Now you have to mention the name of the delivery stream and the data records you want to create the PutRecordRequest instance:

PutRecordRequest putRecordRequest = new PutRecordRequest()
                .withDeliveryStreamName(myFirehoseStream)
                .withRecord(record);
putRecordRequest.setRecord(record);
PutRecordResult putRecordResult = client.putRecord(putRecordRequest);
System.out.println("Put Request Record ID: " + putRecordResult.getRecordId());

putRecordResult will write a single record into the delivery stream by passing the putRecordRequest and get the result and print the RecordID:

PutRecordBatchRequest putRecordBatchRequest = new PutRecordBatchRequest().withDeliveryStreamName("MyFirehoseStream")
                      .withRecords(getBatchRecords());

You have to mention the name of the delivery stream and the data records you want to create the PutRecordBatchRequest instance. The getBatchRecord method has been created to pass multiple records as mentioned in the next step:

JSONObject jsonObject = new JSONObject();
jsonObject.put("userid", "userid_1");
jsonObject.put("password", "password1");
Record record = new Record().withData(ByteBuffer.wrap(jsonObject.toString().getBytes()));
records.add(record);

In the getBatchRecord method, you will create the jsonObject and put data into this jsonObject . You will pass jsonObject to create the record. These records add to a list of records and return it:

PutRecordBatchResult putRecordBatchResult = client.putRecordBatch(putRecordBatchRequest);
for(int i=0;i<putRecordBatchResult.getRequestResponses().size();i++){
   System.out.println("Put Batch Request Record ID :"+i+": " +  putRecordBatchResult.getRequestResponses().get(i).getRecordId());
}

putRecordBatchResult will write multiple records into the delivery stream by passing the putRecordBatchRequest, get the result, and print the RecordID. You will see the output like the following screen:

applications-with-aws-services-amazon-dynamodb-amazon-kinesis-img-5

Troubleshooting tips for Kinesis Firehose

Sometimes data is not delivered at specified destinations. The following are steps to solve common issues while working with Kinesis Firehose:

Data not delivered to Amazon S3:
- If error logging is not enabled then enable it and check error log messages for delivery failure.
- Verify that the S3 bucket mentioned in the Kinesis Firehose delivery stream exists.
- Verify whether data transformation with Lambda is enabled, the Lambda function mentioned in your delivery stream exists, and Kinesis Firehose has attempted to invoke the Lambda function.
- Verify whether the IAM role specified in the delivery stream has given proper access to the S3 bucket and Lambda function or not.
- Verify your Kinesis Firehose metrics to check whether the data was sent to the Kinesis Firehose delivery stream successfully.

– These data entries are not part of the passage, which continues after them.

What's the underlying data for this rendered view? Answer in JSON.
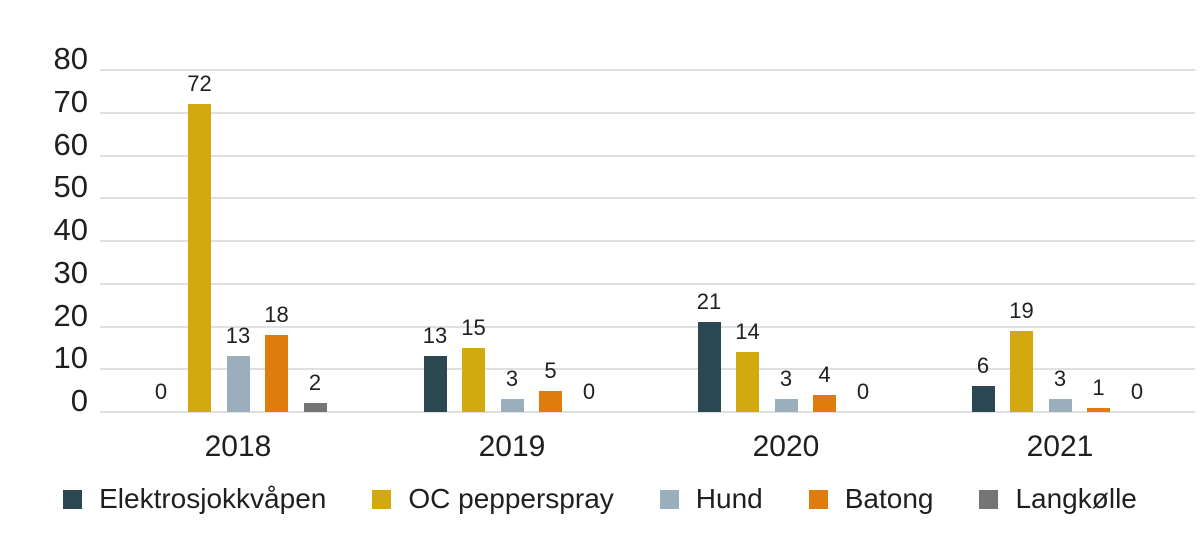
{
  "chart_data": {
    "type": "bar",
    "title": "",
    "xlabel": "",
    "ylabel": "",
    "categories": [
      "2018",
      "2019",
      "2020",
      "2021"
    ],
    "series": [
      {
        "name": "Elektrosjokkvåpen",
        "color": "#2A4752",
        "values": [
          0,
          13,
          21,
          6
        ]
      },
      {
        "name": "OC pepperspray",
        "color": "#D2A90E",
        "values": [
          72,
          15,
          14,
          19
        ]
      },
      {
        "name": "Hund",
        "color": "#9AAEBB",
        "values": [
          13,
          3,
          3,
          3
        ]
      },
      {
        "name": "Batong",
        "color": "#DE7C0E",
        "values": [
          18,
          5,
          4,
          1
        ]
      },
      {
        "name": "Langkølle",
        "color": "#757575",
        "values": [
          2,
          0,
          0,
          0
        ]
      }
    ],
    "ylim": [
      0,
      80
    ],
    "yticks": [
      0,
      10,
      20,
      30,
      40,
      50,
      60,
      70,
      80
    ],
    "value_labels": true,
    "grid": true,
    "legend_position": "bottom"
  },
  "colors": {
    "background": "#FFFFFF",
    "text": "#1F1F1F",
    "gridline": "#E0E0E0"
  }
}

Data not delivered to Amazon Redshift/Elasticsearch:
- For Amazon Redshift and Elasticsearch, verify the points mentioned in Data not delivered to Amazon S3, including the IAM role, configuration, and public access.

For CloudWatch and IoT, delivery stream not available as target:
- Some AWS services can only send messages and events to a Kinesis Firehose delivery stream which is in the same region. Verify that your Kinesis Firehose delivery stream is located in the same region as your other services.